Throughout the exhibition season, the Astros had listed Reynolds as the team's No. 3 starter with Brian Moehler at No. 4 and Redding and Robertson battling for the final spot.

Hunsicker said the move had been considered strongly in recent days.

"We've been concerned with his performance this spring," Hunsicker said. "Normally you don't get too concerned with veteran performances in spring training, but with the injury in the background, you just started to worry a little bit more where he was and where he was headed."

In a telephone interview with Houston television station KRIV, Reynolds said he would have approached the exhibition season differently if he thought he was pitching for a job.

"My thoughts, my workout program, my mental preparation would have been totally different as far as getting outs instead of working on stuff I needed to work on," said Reynolds.
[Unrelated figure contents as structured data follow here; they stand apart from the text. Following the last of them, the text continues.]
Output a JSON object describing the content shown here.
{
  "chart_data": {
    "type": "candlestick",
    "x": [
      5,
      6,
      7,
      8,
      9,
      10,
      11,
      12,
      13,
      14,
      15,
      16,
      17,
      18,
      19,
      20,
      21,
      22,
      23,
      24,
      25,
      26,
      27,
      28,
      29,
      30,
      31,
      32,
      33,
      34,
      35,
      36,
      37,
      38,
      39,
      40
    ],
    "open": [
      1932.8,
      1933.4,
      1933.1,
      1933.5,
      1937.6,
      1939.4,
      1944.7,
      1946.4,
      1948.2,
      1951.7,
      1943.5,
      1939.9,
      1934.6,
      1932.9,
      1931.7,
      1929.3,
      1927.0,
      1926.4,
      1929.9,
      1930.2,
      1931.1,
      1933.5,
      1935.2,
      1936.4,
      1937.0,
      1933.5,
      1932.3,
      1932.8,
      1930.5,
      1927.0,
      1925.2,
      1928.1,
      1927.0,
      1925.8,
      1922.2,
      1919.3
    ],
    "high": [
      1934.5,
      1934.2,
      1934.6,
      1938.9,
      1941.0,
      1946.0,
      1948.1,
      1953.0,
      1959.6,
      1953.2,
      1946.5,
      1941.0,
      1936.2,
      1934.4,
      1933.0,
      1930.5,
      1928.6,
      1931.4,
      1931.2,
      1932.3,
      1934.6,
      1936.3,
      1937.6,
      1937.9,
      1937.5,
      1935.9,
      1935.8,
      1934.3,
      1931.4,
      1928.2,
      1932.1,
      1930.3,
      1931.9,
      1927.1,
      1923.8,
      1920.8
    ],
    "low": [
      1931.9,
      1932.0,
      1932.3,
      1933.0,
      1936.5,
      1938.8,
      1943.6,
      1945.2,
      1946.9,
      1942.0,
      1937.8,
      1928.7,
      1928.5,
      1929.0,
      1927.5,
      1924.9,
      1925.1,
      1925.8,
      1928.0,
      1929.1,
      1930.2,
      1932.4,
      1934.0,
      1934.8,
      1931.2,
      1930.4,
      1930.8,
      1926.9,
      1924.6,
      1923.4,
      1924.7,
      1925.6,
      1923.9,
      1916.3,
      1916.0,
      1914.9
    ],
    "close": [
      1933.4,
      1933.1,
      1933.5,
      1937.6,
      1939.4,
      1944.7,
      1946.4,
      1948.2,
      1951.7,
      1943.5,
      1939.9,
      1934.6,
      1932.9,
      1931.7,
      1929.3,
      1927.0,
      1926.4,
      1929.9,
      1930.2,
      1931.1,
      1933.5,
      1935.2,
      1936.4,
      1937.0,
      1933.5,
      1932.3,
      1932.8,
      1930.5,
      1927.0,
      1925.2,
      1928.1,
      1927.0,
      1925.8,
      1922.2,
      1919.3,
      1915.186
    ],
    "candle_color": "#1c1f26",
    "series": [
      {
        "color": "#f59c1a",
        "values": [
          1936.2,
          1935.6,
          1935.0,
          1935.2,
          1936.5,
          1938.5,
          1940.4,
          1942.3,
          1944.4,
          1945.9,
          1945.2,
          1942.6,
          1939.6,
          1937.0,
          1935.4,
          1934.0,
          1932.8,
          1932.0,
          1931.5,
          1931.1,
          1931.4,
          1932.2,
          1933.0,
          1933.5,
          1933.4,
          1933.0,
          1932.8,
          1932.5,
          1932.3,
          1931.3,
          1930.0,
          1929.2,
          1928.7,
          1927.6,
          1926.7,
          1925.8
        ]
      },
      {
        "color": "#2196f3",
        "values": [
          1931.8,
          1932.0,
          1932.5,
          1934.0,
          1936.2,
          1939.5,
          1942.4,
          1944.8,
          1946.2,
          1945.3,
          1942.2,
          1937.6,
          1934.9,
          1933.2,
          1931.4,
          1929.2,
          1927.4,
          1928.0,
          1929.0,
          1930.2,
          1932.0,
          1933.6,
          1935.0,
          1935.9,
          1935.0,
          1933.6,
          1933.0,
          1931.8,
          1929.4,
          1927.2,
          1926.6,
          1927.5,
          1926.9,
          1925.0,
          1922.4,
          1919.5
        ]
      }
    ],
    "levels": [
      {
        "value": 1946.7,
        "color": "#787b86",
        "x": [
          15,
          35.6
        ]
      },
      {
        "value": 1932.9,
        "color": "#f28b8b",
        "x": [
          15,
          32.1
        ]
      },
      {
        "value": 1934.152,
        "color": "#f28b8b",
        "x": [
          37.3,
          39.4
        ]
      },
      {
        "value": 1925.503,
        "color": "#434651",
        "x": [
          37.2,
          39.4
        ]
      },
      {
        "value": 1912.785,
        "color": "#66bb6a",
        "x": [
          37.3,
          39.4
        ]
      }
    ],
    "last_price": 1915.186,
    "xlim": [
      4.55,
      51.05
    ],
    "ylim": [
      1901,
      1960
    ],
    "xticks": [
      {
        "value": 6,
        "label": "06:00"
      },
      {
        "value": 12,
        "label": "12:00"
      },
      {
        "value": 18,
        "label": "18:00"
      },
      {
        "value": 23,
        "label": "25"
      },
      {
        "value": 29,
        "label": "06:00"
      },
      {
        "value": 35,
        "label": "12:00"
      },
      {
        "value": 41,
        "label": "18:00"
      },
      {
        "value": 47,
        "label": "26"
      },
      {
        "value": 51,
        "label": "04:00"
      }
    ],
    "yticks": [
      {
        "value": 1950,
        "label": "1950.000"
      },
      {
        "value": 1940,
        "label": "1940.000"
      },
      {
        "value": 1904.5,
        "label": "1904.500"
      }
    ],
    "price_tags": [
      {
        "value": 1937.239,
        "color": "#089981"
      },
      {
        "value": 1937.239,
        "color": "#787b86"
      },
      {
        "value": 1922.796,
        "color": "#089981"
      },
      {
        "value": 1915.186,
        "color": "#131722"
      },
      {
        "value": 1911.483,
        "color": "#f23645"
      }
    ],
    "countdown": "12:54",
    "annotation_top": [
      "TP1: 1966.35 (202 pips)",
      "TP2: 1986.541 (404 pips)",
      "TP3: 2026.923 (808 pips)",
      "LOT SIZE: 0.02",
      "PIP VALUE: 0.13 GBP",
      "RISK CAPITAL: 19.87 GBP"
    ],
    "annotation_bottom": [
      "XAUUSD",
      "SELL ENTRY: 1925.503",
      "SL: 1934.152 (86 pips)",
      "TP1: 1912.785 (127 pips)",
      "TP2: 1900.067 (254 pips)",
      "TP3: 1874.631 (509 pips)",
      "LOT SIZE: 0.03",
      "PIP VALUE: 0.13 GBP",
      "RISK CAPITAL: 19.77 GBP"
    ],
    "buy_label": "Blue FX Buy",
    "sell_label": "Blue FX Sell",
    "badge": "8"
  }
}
Hunsicker and manager Jimy Williams gave Reynolds the news prior to the team's final spring game in Florida.

Asked for Reynolds' reaction, Hunsicker said: "He had no reaction, didn't say a word."

The right-handed Redding and left-handed Robertson ostensibly were competing for the final open spot in the Astros' rotation behind Roy Oswalt, Wade Miller and Brian Moehler. Both Redding and Robertson have pitched well this spring.

"It was kind of a somber moment," Redding said. "I know Jeriome's thrilled and I'm happy too. But at no time do you think you could see a guy like Shane Reynolds released.

"I kind of have mixed emotions, though. I'm thrilled to have a spot on the team and a spot in the rotation."

Robertson had a similar reflection.

"That's a tough loss for us,'' he said. ``That guy has a lot of knowledge about the game, and a young staff like ours needs that. I feel he's a good pitcher, too."

Redding has worked on consistency with his fastball, one of the best in the organization. He's 1-1 this spring with a 3.31 ERA, seven strikeouts and six earned runs. Robertson is 2-0 with a 2.37 ERA, 12 strikeouts and five earned runs.

On Wednesday, Redding allowed one hit and one unearned run in six innings against Double-A Round Rock. Robertson allowed one hit and two runs in six innings against the light-hitting Detroit Tigers.

"You had the trade off -- two talented young kids who are unproven at this level versus a veteran that has performed well at this level, but has recently struggled and has now had back surgery in the background," Hunsicker said.

Reynolds' unconditional release reduced the Astros' roster to 26. Hunsicker said the Astros will decide in the next two days whether to take right-handed reliever Brandon Puffer or third-string catcher Raul Chavez to Houston when the team breaks camp.

The Astros must pay Reynolds the $1 million on the one-year contract he signed last December that was loaded with incentives he won't be around to reach, worth another $5.7 million if he made 32 starts over 220 innings. The first $300,000 would have kicked in 30 days into the season had Reynolds remained on the active roster.

Reynolds had emergency surgery June 13 to repair a pinched nerve in his back. He went 3-6 with a 4.86 ERA in 13 starts before then.

Since his major league debut in 1992, Reynolds has pitched in 274 games, including 248 starts, with 103-86 record and 3.95 ERA. He ranks seventh in franchise history with his 103 wins and is fifth with 1,309 strikeouts.

The Bastrop, La., native and University of Texas product had spent his entire nine-year major league career in Houston.